Le chef de l’opposition de la Côte d’Ivoire démissionne mais promet de se battre pour la victoire | Actualités des élections
La campagne de Tidjane Thiam a été interrompue car les candidats à la présidentielle ne sont pas autorisés à détenir la double citoyenneté.
Le principal chef de l’opposition de la Côte d’Ivoire a déclaré qu’il démissionner en tant que chef du parti, mais mènerait toujours la lutte pour remporter les élections, après avoir été interdite de se tenir debout lors d’un vote présidentiel d’octobre.
“Dans l’intérêt du parti, j’ai décidé de placer mon mandat en tant que président du parti entre vos mains, les militants”, a déclaré Thiam dans un discours publié lundi sur les réseaux sociaux.
«Cette décision ne change pas l’engagement que j’ai pris en décembre 2023 pour mener personnellement notre parti à la victoire en octobre 2025.»
Le président Alassane Ouattara, 83 ans, qui est au pouvoir depuis 2011, n’a pas encore dit s’il prévoyait de courir à nouveau, mais a dit qu’il était impatient de «continuer à servir mon pays».

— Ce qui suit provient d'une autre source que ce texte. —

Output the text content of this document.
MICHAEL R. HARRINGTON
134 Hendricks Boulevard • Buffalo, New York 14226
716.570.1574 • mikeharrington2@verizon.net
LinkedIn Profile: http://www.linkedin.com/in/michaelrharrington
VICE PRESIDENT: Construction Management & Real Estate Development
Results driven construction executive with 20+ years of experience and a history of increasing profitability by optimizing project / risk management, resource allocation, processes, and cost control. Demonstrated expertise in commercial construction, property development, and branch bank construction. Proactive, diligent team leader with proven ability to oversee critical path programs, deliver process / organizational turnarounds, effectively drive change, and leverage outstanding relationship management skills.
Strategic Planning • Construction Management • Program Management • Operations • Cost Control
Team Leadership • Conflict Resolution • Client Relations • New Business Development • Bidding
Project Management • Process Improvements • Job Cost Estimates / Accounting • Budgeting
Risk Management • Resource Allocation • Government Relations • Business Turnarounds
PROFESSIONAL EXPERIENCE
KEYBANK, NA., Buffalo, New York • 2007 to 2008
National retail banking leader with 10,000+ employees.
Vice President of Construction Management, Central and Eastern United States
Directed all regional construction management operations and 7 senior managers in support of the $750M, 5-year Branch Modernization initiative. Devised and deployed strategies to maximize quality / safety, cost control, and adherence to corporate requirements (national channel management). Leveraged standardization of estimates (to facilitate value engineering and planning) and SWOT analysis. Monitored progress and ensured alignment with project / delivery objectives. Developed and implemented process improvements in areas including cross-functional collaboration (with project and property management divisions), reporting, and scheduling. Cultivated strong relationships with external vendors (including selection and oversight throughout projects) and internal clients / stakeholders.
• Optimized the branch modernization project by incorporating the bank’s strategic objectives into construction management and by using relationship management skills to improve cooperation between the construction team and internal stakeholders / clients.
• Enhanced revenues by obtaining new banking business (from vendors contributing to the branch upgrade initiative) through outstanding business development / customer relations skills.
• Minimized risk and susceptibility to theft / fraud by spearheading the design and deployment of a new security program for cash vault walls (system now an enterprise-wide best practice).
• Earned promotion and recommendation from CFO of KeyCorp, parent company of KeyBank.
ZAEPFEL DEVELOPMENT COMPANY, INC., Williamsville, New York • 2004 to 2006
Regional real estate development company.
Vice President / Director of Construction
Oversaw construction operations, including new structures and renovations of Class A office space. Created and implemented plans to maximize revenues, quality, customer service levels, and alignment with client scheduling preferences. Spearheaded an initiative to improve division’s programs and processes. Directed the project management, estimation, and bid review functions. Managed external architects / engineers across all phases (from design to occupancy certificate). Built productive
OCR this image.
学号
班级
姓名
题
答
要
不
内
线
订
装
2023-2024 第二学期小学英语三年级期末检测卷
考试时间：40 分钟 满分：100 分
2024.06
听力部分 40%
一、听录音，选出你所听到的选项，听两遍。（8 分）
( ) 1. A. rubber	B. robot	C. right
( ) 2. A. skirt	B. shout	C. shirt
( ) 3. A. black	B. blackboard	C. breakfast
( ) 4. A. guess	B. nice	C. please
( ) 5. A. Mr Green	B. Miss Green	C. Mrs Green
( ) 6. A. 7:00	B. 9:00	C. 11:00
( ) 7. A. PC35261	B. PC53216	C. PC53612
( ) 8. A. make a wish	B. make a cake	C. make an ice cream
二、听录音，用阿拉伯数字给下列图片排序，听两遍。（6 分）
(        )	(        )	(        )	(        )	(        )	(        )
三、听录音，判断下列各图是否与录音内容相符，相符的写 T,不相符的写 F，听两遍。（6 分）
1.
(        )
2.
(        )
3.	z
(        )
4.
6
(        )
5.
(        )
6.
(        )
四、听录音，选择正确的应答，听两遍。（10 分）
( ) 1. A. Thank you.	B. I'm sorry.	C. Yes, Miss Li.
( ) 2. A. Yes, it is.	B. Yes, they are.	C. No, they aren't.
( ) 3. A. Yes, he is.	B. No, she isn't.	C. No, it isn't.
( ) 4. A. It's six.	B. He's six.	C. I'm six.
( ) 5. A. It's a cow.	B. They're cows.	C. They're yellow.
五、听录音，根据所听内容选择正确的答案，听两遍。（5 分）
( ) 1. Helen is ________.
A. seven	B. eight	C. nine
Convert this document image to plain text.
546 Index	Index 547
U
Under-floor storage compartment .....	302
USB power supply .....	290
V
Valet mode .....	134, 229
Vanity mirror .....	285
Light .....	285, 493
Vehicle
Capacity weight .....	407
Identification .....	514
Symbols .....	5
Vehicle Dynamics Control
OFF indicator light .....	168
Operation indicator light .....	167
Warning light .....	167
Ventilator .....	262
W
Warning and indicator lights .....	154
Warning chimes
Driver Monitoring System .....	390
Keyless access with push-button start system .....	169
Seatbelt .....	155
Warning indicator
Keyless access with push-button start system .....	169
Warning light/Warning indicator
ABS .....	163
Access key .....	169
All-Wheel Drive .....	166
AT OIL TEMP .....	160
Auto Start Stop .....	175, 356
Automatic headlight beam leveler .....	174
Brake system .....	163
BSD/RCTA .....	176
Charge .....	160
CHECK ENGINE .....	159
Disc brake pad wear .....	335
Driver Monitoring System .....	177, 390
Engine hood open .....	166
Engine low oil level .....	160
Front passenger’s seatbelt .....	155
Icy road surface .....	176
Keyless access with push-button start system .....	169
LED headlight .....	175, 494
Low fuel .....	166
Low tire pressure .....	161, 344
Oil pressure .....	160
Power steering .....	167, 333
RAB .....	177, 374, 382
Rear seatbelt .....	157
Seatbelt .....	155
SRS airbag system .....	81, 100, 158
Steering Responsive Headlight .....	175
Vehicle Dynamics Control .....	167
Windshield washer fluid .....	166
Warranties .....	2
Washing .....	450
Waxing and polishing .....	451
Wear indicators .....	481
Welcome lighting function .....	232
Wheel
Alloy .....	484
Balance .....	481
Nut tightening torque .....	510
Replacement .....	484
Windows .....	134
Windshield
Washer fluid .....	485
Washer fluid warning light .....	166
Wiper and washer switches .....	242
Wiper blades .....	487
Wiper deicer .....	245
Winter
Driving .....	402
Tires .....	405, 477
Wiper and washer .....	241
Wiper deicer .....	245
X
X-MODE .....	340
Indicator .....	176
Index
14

La campagne de Tidjane Thiam pour la présidence du pays ouest-africain a été embourbée dans les concourts de sa nationalité, car les candidats à la présidentielle ne sont pas autorisés à détenir la double citoyenneté.
Thiam est né en Côte d’Ivoire et a renoncé à son passeport français en mars pour permettre sa course pour le premier emploi. Cependant, un tribunal d’Abidjan l’a frappé de la liste électorale le mois dernier, affirmant que le politicien de 62 ans avait perdu la nationalité ivorienne lorsqu’il a acquis la citoyenneté française en 1987.
Thiam fait également face à une affaire juridique contre son élection à la tête du Parti démocrate du rassemblement démocrate (PDCI) de la Côte d’Ivoire (PDCI) après qu’un membre du parti a également conduit sa nationalité ivoirienne au moment où il a été choisi.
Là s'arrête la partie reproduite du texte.